Un giorno abbiamo fatto una passeggiata in un parco – l’accesso a tutti i parchi è oneroso, anche se il biglietto è risibile per chi ragiona in euro – dedicato a paladini ed eroi sudamericani. Tra le palme, i gatti egizi (razza a sé, arcana e sublime) e i cani randagi ecco piccoli monumenti dedicati a sceicchi paganti, condottieri ecuadoregni, Chavez e Gandhi. Dissonanza cognitiva ripetuta in un altro parco, stavolta nel cuore dell’isola (di cemento e privilegio) di Zamalek. Il cosiddetto Grotto è una formazione naturale a suo tempo piena d’acqua, incastonata tra i palazzoni appena sotto un edificio disabitato, la Gezira Tower, ancora una volta degno dello scrittore di Shepperton. Entrando nei suoi meandri si coglie uno squittio frenetico. Sono i pipistrelli che occupano la cupola centrale e disegnano incessanti rotte aeree all’interno di una circonferenza ben definita, sotto la quale si estende un rozzo cerchio di guano. Il tutto immerso in un labirinto di luci pseudonatalizie e vecchi diorami protetti da vetri colorati. Allargando lo sguardo, questo avviene nel centro geometrico di una metropoli di ventisei milioni di abitanti.

New Giza è uno dei nuovi progetti architettonici che dovrebbero dare respiro alla magnifica bolgia cairota. Uscendo dalla città via freeway, si supera un’area agricola con prefabbricati nudi sparpagliati nel paesaggio come mattoncini Lego senza senso – e si approda nel deserto. O meglio, nel deserto edificato. Si sale, senza accorgersene, arrivando a un plateau di villette ammucchiate e recintate, con rigidi controlli all’ingresso. Ai parchi pubblici (a pagamento) si sostituiscono del tutto i club privati all’aperto, presenti anche in città e organizzati in base alle varie fasce sociali. Le strade s’allargano, si svuotano, c’è chi guida controsenso tanto per, la prossemica umana si slabbra d’improvviso. L’unico reminder del Cairo vero, popolare, quello cantato da Mafhuz, sono i microbus che portano avanti e indietro i domestici. New Giza ha due università e un liceo giustamente intitolato ad Albert Camus, ma il livello d’assurdità aumenta allontanandosi di poche centinaia di metri, quando i cantieri iniziano a confondersi col paesaggio naturale. Qui l’orizzonte di senso diventa quello di Frank Herbert, l’orientamento si sfalda, interviene un senso di stupore e nausea. Non è caldo: è altro. Ho ingollato le mie due pasticche per il mal di testa e mi sono ripreso del tutto sono al ritorno in città.

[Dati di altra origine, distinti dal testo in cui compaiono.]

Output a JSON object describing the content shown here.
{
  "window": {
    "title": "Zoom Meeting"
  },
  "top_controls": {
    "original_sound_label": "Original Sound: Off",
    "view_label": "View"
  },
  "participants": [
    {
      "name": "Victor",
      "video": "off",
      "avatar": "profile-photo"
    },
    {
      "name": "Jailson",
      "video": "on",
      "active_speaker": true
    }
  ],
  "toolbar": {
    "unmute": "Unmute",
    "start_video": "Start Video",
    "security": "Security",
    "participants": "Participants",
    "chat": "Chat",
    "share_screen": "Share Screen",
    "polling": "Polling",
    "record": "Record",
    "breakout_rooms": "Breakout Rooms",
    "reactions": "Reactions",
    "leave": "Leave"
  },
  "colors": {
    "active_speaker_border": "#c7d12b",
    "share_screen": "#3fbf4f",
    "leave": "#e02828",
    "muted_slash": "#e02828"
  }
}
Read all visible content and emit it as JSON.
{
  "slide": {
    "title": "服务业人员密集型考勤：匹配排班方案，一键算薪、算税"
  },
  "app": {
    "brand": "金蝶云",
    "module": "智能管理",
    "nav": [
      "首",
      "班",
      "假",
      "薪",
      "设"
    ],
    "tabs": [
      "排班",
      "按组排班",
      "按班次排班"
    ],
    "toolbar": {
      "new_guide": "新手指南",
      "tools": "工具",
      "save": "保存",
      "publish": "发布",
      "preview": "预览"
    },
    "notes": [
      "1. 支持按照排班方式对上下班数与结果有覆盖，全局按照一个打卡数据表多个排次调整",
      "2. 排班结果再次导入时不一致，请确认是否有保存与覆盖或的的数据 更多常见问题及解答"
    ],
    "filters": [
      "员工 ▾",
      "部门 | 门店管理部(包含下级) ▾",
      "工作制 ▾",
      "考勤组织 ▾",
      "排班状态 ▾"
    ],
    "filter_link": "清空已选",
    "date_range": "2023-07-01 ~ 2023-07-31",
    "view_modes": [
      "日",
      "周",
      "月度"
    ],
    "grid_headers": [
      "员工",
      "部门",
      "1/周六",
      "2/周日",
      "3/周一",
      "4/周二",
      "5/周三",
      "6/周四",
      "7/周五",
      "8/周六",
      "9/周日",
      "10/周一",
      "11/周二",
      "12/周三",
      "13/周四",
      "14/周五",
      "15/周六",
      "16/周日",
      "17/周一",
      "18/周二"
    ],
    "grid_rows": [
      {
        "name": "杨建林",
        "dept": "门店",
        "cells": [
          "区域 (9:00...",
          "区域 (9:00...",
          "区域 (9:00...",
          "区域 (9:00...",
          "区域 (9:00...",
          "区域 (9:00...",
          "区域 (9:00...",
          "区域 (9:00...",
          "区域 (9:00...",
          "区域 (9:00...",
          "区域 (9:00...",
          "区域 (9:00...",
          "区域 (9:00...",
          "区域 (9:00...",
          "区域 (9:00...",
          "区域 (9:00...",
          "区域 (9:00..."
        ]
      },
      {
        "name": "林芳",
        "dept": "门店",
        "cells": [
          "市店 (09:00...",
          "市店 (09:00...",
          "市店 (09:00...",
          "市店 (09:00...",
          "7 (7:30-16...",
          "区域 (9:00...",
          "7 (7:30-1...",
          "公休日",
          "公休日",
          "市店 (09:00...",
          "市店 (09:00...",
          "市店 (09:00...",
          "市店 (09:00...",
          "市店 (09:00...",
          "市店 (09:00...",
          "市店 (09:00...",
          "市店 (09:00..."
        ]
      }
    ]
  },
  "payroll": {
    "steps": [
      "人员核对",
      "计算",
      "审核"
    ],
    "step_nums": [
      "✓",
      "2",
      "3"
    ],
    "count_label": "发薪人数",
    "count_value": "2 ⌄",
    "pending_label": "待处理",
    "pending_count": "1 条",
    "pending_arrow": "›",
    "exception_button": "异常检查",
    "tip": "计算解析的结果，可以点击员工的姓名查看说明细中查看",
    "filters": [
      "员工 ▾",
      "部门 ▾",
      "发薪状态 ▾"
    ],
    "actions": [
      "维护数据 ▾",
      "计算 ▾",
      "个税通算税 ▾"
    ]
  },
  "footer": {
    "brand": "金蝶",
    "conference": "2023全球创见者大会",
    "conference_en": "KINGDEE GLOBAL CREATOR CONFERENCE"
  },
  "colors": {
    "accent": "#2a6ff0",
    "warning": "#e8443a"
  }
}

I cieli del Cairo, coi tramonti rosati o l’ovattamento straniante dovuto allo smog. Il caos dei marciapiedi, da non confondere con la povertà. La sarabanda delle botteghe e dei sciuscià. La proliferazione urbanistica senza piani, inarrestabile. La stazione centrale, che malgrado il radicale ammodernamento continua ad agganciarsi allo straordinario film di e con Chahine del 1958. Potrei ciarlare oltre, ma mi fermo come dovrei fermarmi davanti a una parola che non riconosco, incerto sulle vocali brevi da inserire. Unire i puntini a tutti i costi, a casaccio, è controproducente. Solo il Corano riporta tutti i segni diacritici che aiutano la pronuncia. Il sukūn è un pallino che gravita su una lettera e ci dice una cosa bellissima: che va pronunciata così com’è, senza vocali. Il sukūn è il nulla.